CBS Cable
- Country: United States

Programming
- Picture format: NTSC

Ownership
- Owner: CBS

History
- Launched: October 12, 1981
- Closed: December 17, 1982 (1 year, 66 days)

= CBS Cable =

US cable television network (active 1981–1982)

CBS Cable was an early but short-lived cable television network operated by CBS, Inc., dedicated to the lively arts (i.e. symphony, dance, theatre, opera, etc.). It debuted on October 12, 1981 and ceased operations on December 17, 1982.

== History ==

CBS Cable was a personal project of CBS founder William Paley, who hoped it would blaze a trail for cultural programming in the then-emerging cable television medium. Its program offerings were ambitious and often critically praised. Nevertheless, the network struggled, and ultimately failed, largely because of the reluctance of many cable systems across the United States to give it carriage, limiting severely its ability to attract both viewers and advertisers for its costly lineup of programming. Its program offerings, while critically hailed in their own right, frequently overlapped cultural, literary and historical programs broadcast over the air in prime time by PBS in nearly every television market. Further, cable systems in the early 1980s had far more limited channel capacity than they do today (usually the standard thirty-five channels in most cities). CBS Cable was competing for channel space by appealing to a select and relatively small upscale audience, while other networks coming on line at the same time such as MTV and ESPN promised larger and more broad-based viewership and therefore got cable operators to carry them far more easily. MTV and ESPN thrived and gave rise to additional companion channels within a short time, while the CBS Cable channel folded after just over 14 months in operation.

CBS made another effort to launch a cable network using the CBS name, CBS Eye On People, which launched in 1997, featuring mostly biography programming and programs from the CBS News archives, along with old episodes of 60 Minutes and other CBS newsmagazines. However the effort proved to be unsuccessful, and in 1998 CBS sold its stake in the network to Discovery Communications, which rebranded it as Discovery People before utilizing the channel slots acquired in the deal for their other networks.

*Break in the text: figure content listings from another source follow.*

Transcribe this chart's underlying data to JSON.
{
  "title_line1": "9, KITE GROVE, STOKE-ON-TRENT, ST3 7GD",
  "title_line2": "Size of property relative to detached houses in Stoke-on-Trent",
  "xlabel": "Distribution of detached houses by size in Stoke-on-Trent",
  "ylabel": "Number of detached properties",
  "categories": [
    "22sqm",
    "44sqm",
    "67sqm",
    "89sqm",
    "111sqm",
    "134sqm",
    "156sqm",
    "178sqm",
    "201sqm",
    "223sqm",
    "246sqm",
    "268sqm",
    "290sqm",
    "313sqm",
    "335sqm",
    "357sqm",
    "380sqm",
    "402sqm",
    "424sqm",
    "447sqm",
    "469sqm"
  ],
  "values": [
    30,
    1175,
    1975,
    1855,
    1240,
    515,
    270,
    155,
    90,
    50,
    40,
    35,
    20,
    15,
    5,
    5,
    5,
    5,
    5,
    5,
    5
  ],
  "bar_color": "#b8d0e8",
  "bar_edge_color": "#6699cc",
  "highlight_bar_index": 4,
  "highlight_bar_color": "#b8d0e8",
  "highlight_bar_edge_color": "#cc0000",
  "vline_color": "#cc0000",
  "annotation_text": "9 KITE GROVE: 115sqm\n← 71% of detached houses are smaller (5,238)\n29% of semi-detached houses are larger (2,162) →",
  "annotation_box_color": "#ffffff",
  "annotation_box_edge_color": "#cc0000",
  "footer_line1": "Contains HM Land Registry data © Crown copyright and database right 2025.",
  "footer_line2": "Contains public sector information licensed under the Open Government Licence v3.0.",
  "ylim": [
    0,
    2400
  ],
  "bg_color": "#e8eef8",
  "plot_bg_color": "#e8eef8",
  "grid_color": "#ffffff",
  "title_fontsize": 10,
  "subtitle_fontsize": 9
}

== As a CBS division name ==
The CBS Cable name was used for three years as the name of the network's cable division, after the 1996 purchase of The Nashville Network (now the general-interest Paramount Network) and Country Music Television from Gaylord Entertainment, along with CBS' existing stakes in the regional sports networks Midwest Sports Channel in the Twin Cities/Milwaukee (now split into Bally Sports North, serving Minnesota and the Dakotas, and Bally Sports Wisconsin for Wisconsin, purchased in 1992 by CBS as part of their acquisition of Midwest Television, the owners of WCCO-TV and Green Bay's WFRV-TV) and the Home Team Sports network in the Baltimore/Washington market (now Monumental Sports Network). TNN and CMT were folded into MTV Networks after the 1999 merger with Viacom, with the sports networks sold to other parties shortly after the merger.

==Host==
- Patrick Watson (also known for PBS' Live at Lincoln Center)

==Programs==
- Artists and Mothers included the film A Film About My Home, an autobiographical piece by Oren Rudavsky, as well as pieces by Joseph Cornell, Martin Scorsese, Jonas Mekas and Mark Rance.
- Confessions of a Cornermaker, an original dance piece by Twyla Tharp.
- Count Basie Live at Carnegie Hall, one of Basie's final performances, featuring guests Tony Bennett, George Benson, Joe Williams and Sarah Vaughan.
- Gertrude Stein Gertrude Stein Gertrude Stein, starring Pat Carroll, a video recreation of her one-woman off-Broadway play of the same name from 1977.
- Gilbert & Sullivan productions by Brent Walker (H.M.S. Pinafore, The Pirates of Penzance, Iolanthe, The Mikado, and The Gondoliers) aired in its last week of broadcast.
- Kennedy's Children (1982), play by Robert Patrick, directed by Marshall W. Mason, produced by Glenn Dubose, Feb. 11 & 12, 1982, starring Shirley Knight, Jane Alexander, Lindsay Crouse, Brad Dourif, and personnel from the Caffe Cino.
- Mornings at Seven
- Music Music Music (1981), the history of music in 90 seconds, with a score arranged by Mel Tormé; designed and directed by John Canemaker.
- Nichols and Dimes: A documentary film about business investment, with Mike Nichols' very successful Arabian horse business portrayed as an example. This was the first show broadcast on the network.
- The Quiz Kids, a revival of the 1950s game show, hosted by Norman Lear.
- The Ring of the Fettuccines, parody opera co-authored by Marie Allyn King
- Signature, an interview series in which the camera never cut away from the interviewee.
- Singin'!, three specials produced by and featuring Nancy Dussault with Karen Morrow singing popular classics.
- The Song Writers, a series saluting composers of The Great American Songbook
- Tintypes, a revue of American music from 1895 to 1912.
- Mixed Bag, a selection of highlights from the channel's short history, shown as the network's final program.